120,000 lightning strikes hit in severe Australian storms

As many as 1300 people are expected to do without power in their homes for a second night after storms damaged infrastructure across South Australia.

More than 120,000 lightning strikes were recorded across the state on Friday, with as many as 14,000 an hour recorded during the evening.

The industrial town of Whyalla may not have been "wiped off the map" by the introduction of the carbon tax, as predicted by Opposition Leader Tony Abbott earlier this year, but it certainly took a battering from electrical storms, leaving more than 5000 people without power on Friday night.

Most homes have had their power restored on Saturday, but up to 300 will be without power for a second night and some may face a third night in the dark, says SA Power Networks spokesman Paul Roberts.

"We've got a huge number of localised jobs which are caused by damage by trees and debris that's fallen on lines and pulled lines down," Mr Roberts told AAP on Saturday.

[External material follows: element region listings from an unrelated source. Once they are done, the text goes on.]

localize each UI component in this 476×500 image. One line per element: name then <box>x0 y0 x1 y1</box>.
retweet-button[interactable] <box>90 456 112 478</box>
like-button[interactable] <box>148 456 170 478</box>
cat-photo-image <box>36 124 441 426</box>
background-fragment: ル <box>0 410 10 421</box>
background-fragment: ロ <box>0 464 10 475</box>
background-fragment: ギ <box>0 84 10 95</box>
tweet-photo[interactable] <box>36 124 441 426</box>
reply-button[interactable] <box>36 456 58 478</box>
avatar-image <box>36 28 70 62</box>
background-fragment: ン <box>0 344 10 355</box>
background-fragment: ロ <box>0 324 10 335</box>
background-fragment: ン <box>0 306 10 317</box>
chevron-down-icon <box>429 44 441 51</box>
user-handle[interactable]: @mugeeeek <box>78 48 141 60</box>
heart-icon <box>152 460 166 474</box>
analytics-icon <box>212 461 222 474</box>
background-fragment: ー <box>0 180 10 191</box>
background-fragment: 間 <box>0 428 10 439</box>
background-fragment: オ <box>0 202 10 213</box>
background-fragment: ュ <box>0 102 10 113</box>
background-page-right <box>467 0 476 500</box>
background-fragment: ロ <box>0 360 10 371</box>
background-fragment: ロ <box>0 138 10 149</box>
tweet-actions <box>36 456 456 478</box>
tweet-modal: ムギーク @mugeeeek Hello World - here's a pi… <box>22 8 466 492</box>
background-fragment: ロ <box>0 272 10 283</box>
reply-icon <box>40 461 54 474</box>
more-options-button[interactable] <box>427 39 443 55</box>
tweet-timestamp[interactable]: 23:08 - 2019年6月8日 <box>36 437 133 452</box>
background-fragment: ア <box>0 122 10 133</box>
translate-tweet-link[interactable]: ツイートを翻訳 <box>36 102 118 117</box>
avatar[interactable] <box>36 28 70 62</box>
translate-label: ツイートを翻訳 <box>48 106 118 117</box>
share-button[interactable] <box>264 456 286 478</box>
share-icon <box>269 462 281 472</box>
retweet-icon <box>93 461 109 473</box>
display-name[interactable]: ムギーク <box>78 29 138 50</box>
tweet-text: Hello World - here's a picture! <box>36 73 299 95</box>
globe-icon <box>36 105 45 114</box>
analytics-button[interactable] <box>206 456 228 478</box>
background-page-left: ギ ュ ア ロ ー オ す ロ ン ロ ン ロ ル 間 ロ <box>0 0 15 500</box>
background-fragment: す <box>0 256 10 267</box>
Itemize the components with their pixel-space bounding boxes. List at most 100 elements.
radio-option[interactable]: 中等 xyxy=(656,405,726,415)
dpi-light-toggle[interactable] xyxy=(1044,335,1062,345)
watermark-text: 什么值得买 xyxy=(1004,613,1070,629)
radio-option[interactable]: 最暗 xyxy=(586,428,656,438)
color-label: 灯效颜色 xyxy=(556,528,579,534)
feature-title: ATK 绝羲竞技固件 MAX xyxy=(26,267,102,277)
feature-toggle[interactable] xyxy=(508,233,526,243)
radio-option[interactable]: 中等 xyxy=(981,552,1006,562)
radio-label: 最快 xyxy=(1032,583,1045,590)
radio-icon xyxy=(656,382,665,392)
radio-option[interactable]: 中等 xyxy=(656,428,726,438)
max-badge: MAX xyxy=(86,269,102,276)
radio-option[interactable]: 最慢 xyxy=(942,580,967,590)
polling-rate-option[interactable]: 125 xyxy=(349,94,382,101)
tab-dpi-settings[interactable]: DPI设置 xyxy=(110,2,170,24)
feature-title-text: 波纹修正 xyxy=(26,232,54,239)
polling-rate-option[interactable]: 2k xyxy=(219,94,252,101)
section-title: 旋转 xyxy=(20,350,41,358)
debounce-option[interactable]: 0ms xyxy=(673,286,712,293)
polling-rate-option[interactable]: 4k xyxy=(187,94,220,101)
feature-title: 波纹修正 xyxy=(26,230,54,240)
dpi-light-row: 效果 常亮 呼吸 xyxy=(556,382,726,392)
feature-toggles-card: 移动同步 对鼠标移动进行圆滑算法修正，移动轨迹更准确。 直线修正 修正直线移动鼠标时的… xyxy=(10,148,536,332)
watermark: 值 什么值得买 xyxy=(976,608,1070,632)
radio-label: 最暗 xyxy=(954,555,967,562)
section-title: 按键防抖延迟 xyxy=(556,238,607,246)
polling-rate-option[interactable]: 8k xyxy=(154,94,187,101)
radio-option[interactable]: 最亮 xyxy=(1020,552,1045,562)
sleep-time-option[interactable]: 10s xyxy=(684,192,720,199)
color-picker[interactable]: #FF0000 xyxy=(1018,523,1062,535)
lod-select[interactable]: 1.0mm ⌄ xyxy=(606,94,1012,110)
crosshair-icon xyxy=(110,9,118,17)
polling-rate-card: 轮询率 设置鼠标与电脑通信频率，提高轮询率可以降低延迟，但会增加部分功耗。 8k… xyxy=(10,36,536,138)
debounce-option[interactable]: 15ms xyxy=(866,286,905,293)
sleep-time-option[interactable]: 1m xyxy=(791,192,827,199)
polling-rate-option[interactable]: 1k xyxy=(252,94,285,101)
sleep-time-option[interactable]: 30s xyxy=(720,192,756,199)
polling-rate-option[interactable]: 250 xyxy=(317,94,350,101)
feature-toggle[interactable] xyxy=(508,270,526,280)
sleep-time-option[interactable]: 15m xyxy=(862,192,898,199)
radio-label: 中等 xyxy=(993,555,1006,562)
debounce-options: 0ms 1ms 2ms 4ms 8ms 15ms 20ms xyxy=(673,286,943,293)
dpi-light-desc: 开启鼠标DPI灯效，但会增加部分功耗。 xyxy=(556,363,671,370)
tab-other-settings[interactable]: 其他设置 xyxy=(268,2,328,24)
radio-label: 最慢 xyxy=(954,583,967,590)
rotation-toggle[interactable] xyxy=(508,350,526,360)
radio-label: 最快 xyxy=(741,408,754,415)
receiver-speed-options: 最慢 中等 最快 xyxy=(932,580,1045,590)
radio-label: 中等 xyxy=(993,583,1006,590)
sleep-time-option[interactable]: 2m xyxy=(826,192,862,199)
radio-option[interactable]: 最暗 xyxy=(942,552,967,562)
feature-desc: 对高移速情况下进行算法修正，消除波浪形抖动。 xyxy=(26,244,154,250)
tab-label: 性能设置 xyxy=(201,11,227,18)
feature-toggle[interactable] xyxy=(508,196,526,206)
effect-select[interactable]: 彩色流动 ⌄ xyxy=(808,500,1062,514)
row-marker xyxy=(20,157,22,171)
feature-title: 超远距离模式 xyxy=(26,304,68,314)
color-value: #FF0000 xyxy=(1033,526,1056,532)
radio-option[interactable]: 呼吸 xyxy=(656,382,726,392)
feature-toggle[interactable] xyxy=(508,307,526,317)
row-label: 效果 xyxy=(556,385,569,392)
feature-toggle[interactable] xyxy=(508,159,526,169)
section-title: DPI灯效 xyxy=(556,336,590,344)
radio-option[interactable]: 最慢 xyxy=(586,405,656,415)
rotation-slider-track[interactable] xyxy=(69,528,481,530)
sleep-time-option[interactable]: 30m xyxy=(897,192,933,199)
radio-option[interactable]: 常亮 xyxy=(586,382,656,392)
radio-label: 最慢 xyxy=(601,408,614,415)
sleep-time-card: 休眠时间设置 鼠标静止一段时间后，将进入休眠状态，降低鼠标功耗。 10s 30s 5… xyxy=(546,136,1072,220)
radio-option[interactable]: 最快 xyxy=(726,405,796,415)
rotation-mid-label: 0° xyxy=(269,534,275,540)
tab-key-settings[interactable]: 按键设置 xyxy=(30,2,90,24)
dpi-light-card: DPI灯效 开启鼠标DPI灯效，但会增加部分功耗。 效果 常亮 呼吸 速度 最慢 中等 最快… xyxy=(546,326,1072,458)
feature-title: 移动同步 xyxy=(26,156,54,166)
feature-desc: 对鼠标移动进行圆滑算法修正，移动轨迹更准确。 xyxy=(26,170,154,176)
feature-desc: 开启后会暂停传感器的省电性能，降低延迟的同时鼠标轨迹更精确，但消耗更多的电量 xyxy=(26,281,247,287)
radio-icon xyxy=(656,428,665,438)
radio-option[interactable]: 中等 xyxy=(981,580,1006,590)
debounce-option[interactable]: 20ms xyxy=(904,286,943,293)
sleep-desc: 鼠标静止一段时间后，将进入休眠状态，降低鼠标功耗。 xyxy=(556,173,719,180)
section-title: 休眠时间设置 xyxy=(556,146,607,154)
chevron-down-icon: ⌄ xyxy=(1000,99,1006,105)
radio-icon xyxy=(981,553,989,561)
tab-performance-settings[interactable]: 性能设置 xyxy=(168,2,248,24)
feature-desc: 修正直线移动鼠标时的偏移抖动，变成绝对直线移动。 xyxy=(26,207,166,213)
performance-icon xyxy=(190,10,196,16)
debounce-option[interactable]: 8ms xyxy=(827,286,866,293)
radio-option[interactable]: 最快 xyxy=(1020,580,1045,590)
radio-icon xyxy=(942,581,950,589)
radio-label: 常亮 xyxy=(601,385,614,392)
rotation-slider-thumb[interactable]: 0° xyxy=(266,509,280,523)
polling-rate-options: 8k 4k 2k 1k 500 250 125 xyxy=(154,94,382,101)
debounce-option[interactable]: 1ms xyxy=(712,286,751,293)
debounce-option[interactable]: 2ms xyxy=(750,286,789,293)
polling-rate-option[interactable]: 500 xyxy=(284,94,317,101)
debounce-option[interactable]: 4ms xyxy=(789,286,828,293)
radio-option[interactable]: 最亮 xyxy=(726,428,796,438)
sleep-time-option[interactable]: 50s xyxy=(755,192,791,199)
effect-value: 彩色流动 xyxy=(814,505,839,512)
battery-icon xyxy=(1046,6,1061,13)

"We're hopeful that we can get most people back by tomorrow night but there may be a handful (without power on Sunday night)."

Up to 3000 people in the wine regions of the Barossa and Clare valleys were without power on Friday night, and 500 will remain without power on Saturday night, Mr Roberts said.

And 500 people in Port Pirie, north of Adelaide, will also remain without power overnight.

"There's a lot of damage, and in some cases you can't restore power until you've actually replaced equipment, got lines back up," Mr Roberts said.

A spokesman for the Bureau of Meteorology said while there were still lightning storms in the vicinity on Saturday, there was not as much wind or rain so there would be limited further damage.

The storm cell would also weaken overnight, he said.